- Une nouvelle étude révèle que les chimpanzés recherchent des plantes aux propriétés médicinales reconnues pour traiter leurs différents maux.
- La découverte est importante, car elle documente un cas rare où une espèce animale a vraiment été observée en train d’ingérer une plante pour traiter son affection plutôt que pour s’alimenter.
- L'étude a permis d'identifier 13 espèces de plantes utilisées par les chimpanzés de la forêt de Budongo, en Ouganda, et d’orienter ainsi les efforts en matière de conservation des grands singes.
- Cette découverte pourrait également contribuer au développement de nouveaux médicaments pour l’espèce humaine.
Une nouvelle étude révèle que les chimpanzés sauvages recherchent des plantes aux propriétés médicinales reconnues pour traiter spécifiquement les affections dont ils sont atteints.
Si la plupart des animaux consomment des aliments aux propriétés médicinales dans leur régime alimentaire habituel, peu d’espèces ont été observées en train de pratiquer l’automédication d’une manière, qui suggère qu’elles possèdent certaines connaissances sur les propriétés curatives des plantes, dont elles se nourrissent.
Jusqu’à présent, pour les chercheurs, le défi a été de faire la distinction entre la consommation normale d’aliments ayant une valeur médicinale reconnue et l’ingestion de ces aliments dans le but de traiter une maladie.
« L’automédication est étudiée depuis des années, mais il a toujours été difficile de réaliser des progrès dans ce domaine, car le niveau de preuve est très élevé lorsqu’il s’agit de démontrer qu’une ressource peut être utilisée en tant que médicament », écrit la chercheuse de l’Université d’Oxford au Royaume-Uni et auteure principale de l’étude, Elodie Freymann, dans un courriel adressé à Mongabay.
Pour relever ce défi, les chercheurs ont adopté une approche multidisciplinaire dans leur étude, intégrant des données comportementales, un suivi de la santé des animaux et des tests pharmacologiques sur un éventail de plantes consommées par les chimpanzés.
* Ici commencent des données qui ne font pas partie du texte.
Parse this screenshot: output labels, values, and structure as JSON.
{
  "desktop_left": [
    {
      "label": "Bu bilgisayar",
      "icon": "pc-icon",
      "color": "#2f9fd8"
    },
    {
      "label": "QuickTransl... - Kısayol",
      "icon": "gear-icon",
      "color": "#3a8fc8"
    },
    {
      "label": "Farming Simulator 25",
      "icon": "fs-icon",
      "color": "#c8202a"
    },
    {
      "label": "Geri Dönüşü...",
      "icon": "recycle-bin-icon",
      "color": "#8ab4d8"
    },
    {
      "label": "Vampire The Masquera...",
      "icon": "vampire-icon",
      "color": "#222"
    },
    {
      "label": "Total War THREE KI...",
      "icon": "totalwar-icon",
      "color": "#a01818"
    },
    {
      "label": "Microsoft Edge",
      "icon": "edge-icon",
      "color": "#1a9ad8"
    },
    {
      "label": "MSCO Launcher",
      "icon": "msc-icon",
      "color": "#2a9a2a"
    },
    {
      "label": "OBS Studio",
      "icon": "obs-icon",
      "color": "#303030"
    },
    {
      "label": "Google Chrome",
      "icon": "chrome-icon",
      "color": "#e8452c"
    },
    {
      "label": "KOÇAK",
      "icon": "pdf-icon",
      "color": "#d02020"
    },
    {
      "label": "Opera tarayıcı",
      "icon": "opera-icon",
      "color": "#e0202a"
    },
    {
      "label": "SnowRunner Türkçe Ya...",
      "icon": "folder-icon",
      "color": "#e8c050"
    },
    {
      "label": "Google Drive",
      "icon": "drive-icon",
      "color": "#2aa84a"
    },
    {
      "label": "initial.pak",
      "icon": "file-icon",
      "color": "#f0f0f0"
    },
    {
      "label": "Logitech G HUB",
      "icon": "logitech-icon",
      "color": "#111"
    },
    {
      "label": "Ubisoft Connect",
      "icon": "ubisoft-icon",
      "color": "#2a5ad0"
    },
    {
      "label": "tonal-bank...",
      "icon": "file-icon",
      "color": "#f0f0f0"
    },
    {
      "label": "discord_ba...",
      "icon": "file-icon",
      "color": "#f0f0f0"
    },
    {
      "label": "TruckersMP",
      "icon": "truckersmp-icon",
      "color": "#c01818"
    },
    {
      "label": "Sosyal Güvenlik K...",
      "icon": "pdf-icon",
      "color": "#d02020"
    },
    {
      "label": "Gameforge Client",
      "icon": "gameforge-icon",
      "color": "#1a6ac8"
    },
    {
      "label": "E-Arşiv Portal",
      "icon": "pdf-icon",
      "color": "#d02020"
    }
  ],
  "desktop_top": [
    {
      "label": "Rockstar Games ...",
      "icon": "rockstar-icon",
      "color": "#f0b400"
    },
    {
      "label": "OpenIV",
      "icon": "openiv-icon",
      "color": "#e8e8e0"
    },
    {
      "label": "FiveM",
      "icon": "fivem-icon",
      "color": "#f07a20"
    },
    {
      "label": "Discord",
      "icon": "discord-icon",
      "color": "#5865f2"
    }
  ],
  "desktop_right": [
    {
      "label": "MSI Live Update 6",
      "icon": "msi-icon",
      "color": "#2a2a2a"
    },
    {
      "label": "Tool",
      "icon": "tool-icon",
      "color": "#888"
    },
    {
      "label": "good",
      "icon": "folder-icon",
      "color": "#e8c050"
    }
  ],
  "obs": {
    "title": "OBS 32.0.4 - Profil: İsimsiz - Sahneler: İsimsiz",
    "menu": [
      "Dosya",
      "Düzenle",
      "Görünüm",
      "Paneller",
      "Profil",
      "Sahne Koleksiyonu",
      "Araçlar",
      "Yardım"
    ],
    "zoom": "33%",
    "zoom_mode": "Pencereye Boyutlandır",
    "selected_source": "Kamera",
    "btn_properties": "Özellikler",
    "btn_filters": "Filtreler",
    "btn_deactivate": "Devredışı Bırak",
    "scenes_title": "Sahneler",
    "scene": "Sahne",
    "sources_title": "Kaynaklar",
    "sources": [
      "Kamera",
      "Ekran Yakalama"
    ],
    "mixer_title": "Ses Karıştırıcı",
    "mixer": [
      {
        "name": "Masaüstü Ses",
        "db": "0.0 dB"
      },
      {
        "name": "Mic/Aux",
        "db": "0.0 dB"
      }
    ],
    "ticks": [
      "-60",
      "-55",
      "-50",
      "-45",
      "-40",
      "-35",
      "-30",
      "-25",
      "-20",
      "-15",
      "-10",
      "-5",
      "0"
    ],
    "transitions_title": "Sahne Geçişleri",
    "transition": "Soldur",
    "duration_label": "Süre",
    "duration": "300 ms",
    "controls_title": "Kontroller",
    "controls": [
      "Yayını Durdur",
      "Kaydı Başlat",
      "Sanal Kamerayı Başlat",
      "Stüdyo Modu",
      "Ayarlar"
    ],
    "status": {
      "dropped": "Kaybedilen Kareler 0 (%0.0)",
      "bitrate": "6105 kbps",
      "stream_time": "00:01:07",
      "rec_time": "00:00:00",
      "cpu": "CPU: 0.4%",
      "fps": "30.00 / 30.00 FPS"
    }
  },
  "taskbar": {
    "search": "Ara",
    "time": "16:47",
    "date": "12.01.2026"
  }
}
L’étude a réuni 13 chercheurs, dont des primatologues, des ethnopharmacologues, des parasitologues, des écologistes et des botanistes.
Selon l’étude, les données pharmacologiques interprétées seules sont importantes, car elles permettent d’identifier la présence de ressources médicinales dans le régime alimentaire des chimpanzés. Cette étude s’est également appuyée sur des données d’observation et sur un suivi de la santé des chimpanzés pour déterminer si ces derniers avaient recours à l’automédication de manière délibérée.
Pendant huit mois, les chercheurs ont suivi les comportements alimentaires de deux communautés de chimpanzés (Pan troglodytes) habitués à la présence des populations humaines vivant dans la forêt de Budongo, en Ouganda.
Ils ont prélevé des échantillons de parties de plantes, que des recherches antérieures avaient signalées comme pouvant être liées à l’automédication des chimpanzés : écorce, bois mort et moelle amère.
Les chercheurs ont prélevé des échantillons de 13 espèces de plantes connues pour être consommées au moins de manière occasionnelle par les chimpanzés de Budongo, et ont effectué des tests pour définir leur activité antibactérienne et anti-inflammatoire (les tests de propriétés antiparasitaires n’étaient pas inclus dans l’étude).
Les chercheurs ont également suivi l’état de santé des chimpanzés à l’aide d’analyses d’urine et fécales et ont surveillé les individus présentant des blessures, des infestations parasitaires ou d’autres types d’affections connues.
Ils ont observé que les chimpanzés, souffrant de blessures ou d’autres affections telles que des infestations parasitaires, des symptômes respiratoires, des analyses d’urine anormales ou des diarrhées, consommaient des plantes ou des parties de plantes dont les tests en laboratoire avaient révélé des propriétés curatives.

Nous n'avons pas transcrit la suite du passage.